Accounting methods for business income
The amounts you include as your assessable income in any income year depend on whether you account for your income on a cash basis or accruals basis. Don’t confuse these two accounting methods with the two types of GST accounting methods (cash and non-cash).
You need to account for all transactions within an income year using the same method.
If you account for your assessable income on a cash basis you:
- include payments you received during the income year, even if the work was done in another income year
- don’t include amounts where the work was done, but you did not receive payment during the income year.
When you complete your tax return, you may have to reconcile any unpresented cheques to remove them from your income or deductions if you had previously included these amounts.
If you account for your assessable income on an accruals basis, you include all income earned for work done during the income year, even if you hadn’t received payment by the end of the income year.
Example: Cash versus accruals basis
John manages his own business as a plumber.
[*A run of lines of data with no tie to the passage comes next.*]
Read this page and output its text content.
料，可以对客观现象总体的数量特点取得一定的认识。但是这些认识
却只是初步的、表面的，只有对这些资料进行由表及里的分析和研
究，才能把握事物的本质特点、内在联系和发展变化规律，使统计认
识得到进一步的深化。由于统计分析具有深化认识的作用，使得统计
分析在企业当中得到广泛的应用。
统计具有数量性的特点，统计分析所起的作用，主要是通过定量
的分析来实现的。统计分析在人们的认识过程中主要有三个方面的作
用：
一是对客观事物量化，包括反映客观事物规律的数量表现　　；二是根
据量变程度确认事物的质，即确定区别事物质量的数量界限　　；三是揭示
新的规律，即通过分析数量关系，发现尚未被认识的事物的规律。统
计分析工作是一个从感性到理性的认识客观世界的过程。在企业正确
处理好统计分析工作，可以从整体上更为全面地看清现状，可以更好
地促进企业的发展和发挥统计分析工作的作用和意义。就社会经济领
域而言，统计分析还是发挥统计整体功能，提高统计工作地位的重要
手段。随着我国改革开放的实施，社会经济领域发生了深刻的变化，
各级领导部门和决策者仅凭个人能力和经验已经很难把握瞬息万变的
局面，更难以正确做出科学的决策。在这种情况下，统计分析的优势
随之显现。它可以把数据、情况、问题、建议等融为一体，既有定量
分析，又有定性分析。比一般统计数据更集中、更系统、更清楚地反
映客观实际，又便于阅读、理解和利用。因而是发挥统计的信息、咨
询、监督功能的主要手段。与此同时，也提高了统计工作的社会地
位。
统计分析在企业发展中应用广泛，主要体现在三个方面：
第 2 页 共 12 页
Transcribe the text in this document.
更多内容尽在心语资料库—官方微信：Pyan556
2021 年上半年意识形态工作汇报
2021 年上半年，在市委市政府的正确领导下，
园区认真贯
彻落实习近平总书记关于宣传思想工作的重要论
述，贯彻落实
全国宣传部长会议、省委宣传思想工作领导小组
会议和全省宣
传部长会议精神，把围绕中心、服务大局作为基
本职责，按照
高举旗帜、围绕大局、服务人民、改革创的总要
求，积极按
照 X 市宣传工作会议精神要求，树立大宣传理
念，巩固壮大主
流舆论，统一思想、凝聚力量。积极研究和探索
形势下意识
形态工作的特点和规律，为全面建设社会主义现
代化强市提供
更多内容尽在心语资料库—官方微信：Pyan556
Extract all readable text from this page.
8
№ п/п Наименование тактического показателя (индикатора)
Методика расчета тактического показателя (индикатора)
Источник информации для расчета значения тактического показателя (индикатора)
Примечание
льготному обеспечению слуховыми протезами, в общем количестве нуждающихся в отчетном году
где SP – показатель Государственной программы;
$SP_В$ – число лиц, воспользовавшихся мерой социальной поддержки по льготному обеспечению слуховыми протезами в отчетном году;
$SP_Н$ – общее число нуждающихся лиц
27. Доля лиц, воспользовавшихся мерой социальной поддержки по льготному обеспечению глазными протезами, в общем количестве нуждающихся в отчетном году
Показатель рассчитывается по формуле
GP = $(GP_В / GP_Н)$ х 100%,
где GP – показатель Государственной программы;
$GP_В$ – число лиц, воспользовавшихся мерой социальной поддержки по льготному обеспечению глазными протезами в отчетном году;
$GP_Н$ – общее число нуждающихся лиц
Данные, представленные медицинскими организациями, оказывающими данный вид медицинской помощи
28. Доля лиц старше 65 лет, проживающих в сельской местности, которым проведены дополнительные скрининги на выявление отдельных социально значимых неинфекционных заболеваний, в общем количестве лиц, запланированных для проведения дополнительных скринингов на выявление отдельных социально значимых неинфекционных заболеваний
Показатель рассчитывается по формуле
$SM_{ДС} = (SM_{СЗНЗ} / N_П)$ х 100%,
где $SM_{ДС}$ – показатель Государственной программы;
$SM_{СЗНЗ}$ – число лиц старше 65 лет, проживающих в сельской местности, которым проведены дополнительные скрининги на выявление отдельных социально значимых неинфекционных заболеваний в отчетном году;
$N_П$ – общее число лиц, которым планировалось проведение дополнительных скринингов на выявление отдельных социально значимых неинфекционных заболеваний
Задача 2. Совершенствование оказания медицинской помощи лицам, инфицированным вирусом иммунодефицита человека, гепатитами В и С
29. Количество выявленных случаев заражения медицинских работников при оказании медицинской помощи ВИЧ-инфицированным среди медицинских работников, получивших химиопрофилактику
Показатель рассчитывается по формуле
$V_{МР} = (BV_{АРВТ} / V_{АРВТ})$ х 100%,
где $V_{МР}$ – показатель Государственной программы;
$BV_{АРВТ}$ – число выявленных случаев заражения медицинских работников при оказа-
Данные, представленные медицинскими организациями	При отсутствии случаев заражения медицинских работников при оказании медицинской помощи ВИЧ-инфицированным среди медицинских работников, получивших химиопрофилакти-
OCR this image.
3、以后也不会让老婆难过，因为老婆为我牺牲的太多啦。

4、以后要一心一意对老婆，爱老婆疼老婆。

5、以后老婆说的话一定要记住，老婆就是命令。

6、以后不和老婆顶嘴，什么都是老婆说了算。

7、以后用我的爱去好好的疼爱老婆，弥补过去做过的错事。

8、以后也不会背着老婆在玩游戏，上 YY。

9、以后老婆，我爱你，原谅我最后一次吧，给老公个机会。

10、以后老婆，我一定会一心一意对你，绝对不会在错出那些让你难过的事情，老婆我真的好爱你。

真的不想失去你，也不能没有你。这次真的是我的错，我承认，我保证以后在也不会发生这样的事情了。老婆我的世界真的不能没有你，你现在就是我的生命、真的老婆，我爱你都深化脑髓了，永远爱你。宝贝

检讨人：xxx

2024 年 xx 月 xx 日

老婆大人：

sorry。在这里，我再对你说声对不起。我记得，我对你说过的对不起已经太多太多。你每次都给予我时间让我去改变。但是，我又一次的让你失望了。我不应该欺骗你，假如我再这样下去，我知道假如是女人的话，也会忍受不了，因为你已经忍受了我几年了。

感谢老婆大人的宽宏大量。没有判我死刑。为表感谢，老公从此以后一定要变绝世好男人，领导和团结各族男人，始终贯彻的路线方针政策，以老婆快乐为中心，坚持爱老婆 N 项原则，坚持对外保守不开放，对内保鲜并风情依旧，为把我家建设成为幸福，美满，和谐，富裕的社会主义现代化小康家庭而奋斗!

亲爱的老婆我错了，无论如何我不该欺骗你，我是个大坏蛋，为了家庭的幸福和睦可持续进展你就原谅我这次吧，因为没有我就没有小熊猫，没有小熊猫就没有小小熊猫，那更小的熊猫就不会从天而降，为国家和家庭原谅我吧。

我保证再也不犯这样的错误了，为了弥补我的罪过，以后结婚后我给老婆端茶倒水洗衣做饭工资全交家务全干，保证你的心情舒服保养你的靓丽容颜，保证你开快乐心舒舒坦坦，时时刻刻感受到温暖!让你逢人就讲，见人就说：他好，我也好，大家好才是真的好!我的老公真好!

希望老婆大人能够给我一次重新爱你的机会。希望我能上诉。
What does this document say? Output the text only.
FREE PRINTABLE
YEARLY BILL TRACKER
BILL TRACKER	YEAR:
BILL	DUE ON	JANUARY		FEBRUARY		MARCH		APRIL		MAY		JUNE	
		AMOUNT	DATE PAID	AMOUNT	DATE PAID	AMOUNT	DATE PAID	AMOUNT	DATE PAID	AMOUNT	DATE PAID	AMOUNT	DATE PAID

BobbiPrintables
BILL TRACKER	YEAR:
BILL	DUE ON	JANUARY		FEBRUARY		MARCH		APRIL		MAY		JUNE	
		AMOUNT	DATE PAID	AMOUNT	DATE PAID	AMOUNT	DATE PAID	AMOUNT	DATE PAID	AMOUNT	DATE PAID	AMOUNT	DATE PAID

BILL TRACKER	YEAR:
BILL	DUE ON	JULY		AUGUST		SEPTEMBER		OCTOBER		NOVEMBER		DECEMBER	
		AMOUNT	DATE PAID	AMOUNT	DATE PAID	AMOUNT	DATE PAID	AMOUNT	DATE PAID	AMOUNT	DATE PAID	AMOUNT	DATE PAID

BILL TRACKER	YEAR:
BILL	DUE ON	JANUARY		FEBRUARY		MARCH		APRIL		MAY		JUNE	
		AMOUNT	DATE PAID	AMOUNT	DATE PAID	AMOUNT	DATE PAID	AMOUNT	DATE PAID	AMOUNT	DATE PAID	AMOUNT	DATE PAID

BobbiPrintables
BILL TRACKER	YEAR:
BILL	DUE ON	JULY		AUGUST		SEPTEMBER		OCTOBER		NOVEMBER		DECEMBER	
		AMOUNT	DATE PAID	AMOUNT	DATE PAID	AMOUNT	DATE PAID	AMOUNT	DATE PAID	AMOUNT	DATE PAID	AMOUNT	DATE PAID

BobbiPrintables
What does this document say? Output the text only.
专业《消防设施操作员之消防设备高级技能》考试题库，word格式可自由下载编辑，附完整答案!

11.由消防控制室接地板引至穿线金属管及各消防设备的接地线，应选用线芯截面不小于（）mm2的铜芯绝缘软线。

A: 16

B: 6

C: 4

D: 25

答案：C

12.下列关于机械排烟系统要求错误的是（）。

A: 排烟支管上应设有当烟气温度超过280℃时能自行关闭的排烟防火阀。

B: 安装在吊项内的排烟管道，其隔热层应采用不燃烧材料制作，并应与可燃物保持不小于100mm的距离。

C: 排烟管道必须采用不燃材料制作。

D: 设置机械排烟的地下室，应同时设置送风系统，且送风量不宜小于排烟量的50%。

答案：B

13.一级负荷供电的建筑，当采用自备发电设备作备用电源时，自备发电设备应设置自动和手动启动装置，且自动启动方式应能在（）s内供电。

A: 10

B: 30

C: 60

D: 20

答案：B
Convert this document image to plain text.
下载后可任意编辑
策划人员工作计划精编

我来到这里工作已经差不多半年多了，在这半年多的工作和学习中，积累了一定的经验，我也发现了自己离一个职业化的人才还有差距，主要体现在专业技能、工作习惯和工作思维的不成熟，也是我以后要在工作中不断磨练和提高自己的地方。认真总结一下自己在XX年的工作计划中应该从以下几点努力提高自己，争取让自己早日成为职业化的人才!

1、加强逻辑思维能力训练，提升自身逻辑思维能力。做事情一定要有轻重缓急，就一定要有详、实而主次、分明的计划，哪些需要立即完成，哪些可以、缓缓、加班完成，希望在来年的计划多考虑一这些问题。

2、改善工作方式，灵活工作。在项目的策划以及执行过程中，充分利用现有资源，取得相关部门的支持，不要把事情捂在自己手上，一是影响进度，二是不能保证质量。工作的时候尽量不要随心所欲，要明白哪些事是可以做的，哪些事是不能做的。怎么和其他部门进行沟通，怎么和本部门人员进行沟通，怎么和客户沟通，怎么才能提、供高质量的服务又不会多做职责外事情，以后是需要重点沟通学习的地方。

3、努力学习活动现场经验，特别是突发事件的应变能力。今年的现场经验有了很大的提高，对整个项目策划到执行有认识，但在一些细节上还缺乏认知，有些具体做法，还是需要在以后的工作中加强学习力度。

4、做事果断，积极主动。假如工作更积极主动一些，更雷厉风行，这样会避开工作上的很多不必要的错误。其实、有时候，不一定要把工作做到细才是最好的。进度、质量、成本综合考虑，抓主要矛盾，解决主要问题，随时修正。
He completed a contract in May 2019 worth $10,000 (that is, in the 2018–19 tax year). His client paid the invoice on 10 July 2019 (that is, in the 2019–20 income year).
If he uses the:
- Cash basis method, he includes the $10,000 (less any GST) in his assessable income for 2019–20 because he received payment in that income year
- Accruals basis method, he includes the $10,000 (less any GST) in his assessable income for the 2018–19 year because he did the work in that income year.